We are in the middle of the most remarkable transformation in the history of the electricity grid — from dirty and centralized to clean, distributed, and digital. Many policymakers and pundits believe that if only we had enough batteries, we could adapt to this new mix of generation resources and continue to pretend that nothing but a few operating conventions have changed.
And indeed, utilities, regulators and state legislators are allocating ever-larger piles of ratepayer and taxpayer money to subsidize lithium-ion batteries on both sides of the meter. Subsidizing batteries sounds simple and wonderful, but the unspoken problem is that the emperor has no clothes. There is no economic model of behind-the-meter batteries for grid purposes — period.

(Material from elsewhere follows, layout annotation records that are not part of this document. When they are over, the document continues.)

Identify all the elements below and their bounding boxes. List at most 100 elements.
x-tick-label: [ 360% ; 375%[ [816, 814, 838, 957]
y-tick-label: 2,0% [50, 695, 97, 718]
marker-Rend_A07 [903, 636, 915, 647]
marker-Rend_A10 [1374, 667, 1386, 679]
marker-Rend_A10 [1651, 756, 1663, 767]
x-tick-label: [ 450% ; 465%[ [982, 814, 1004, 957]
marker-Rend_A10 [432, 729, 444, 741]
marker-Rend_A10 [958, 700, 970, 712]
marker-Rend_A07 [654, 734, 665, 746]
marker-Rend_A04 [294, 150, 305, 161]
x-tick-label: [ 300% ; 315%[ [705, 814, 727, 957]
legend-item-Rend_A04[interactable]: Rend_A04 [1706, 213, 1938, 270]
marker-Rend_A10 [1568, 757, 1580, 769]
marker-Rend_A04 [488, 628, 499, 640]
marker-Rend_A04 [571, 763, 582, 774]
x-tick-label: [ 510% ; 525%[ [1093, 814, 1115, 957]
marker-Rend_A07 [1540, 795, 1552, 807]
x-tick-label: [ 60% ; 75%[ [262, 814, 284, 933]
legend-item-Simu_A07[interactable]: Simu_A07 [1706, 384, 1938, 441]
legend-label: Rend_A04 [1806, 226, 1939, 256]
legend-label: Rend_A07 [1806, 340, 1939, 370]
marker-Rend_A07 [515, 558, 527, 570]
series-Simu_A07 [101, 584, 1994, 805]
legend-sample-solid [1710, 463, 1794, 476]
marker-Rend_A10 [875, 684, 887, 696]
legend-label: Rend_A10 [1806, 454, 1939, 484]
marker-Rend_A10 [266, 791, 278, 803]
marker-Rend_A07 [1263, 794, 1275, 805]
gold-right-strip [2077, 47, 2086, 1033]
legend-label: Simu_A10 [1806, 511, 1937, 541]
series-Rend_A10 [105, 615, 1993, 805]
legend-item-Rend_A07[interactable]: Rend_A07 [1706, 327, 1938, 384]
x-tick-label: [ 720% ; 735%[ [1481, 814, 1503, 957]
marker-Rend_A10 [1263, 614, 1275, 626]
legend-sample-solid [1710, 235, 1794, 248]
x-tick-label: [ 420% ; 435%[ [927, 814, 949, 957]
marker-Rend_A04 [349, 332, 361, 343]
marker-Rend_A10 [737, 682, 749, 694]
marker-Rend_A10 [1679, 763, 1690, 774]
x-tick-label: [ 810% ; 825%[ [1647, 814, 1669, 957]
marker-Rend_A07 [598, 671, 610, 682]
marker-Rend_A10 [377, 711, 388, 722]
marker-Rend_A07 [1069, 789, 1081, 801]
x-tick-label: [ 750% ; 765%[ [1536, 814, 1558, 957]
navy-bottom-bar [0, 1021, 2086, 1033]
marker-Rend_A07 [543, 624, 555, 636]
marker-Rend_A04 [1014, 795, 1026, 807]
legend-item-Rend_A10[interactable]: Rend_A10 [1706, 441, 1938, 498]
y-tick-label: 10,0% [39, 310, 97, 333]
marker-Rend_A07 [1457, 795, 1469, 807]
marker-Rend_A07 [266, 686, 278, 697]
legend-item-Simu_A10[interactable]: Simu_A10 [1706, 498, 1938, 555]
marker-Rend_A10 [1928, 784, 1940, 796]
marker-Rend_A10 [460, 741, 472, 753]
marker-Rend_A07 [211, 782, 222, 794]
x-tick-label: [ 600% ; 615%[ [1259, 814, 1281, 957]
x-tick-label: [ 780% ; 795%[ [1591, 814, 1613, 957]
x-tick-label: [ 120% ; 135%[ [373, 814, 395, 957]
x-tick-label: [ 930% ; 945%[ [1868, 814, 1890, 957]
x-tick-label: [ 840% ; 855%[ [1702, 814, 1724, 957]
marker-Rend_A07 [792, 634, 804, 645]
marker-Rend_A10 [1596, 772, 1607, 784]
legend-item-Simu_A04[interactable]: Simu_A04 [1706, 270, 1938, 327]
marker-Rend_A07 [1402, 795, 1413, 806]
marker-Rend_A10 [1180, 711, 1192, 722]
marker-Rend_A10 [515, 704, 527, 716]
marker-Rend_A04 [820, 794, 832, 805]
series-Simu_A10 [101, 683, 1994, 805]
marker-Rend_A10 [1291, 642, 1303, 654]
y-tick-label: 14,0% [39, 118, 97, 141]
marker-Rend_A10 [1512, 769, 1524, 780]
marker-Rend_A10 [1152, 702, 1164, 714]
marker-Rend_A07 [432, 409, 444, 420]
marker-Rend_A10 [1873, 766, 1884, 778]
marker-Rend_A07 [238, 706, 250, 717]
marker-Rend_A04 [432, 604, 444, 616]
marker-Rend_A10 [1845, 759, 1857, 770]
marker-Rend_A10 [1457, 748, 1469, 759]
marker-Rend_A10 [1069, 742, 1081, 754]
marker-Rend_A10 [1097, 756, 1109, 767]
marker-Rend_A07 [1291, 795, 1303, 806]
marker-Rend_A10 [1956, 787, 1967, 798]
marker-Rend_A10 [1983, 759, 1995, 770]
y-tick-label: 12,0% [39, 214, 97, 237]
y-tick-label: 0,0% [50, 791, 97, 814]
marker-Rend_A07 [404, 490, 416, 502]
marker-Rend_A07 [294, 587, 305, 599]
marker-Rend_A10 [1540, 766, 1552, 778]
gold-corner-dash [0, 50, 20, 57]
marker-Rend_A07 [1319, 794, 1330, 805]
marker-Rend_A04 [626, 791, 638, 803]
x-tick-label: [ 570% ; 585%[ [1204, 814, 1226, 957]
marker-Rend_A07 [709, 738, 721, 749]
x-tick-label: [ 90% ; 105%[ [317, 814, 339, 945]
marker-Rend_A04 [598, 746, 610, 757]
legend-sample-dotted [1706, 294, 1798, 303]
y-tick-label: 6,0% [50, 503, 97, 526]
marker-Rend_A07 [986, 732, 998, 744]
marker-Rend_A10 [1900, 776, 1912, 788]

Don’t get me wrong: I love batteries. I drive a battery to work every day. I’ve checked the math behind utility-scale batteries combined with renewables as a substitute for gas peakers, and in many places, it checks out. I even understand the attraction of batteries in microgrid or resilience projects, as a clean but expensive alternative to generators.
But as an energy economist and former utility rate designer, I am cursed with the ability to do basic arithmetic, so to be clear: The economics of behind-the-meter (BTM) batteries in grid-connected commercial buildings are and will continue to be wasteful, inefficient and impractical, to put it kindly.
I know, I know. You’re saying, “But lithium-ion batteries are really cheap, and they keep getting cheaper, and that changes everything!”
Except that it doesn’t. I read the same reports as you do, but those $150-headed-toward-$100/kWh numbers for battery capacity prices have nothing to do with the installed cost of a battery in a commercial facility. We are not making master electricians any cheaper, nor permitting any easier, nor fire suppression any less necessary, nor commercial floor space any more widely available.
In our experience with real-world small to medium commercial solar buildings, the actual all-in installed cost of BTM batteries is about $1,000/kWh — or more. That means that even if the price of lithium-ion batteries at the factory gate reaches $0/kWh (not a typo), the installed price will still exceed $850/kWh. That is cost-prohibitive in grid-connected commercial buildings everywhere.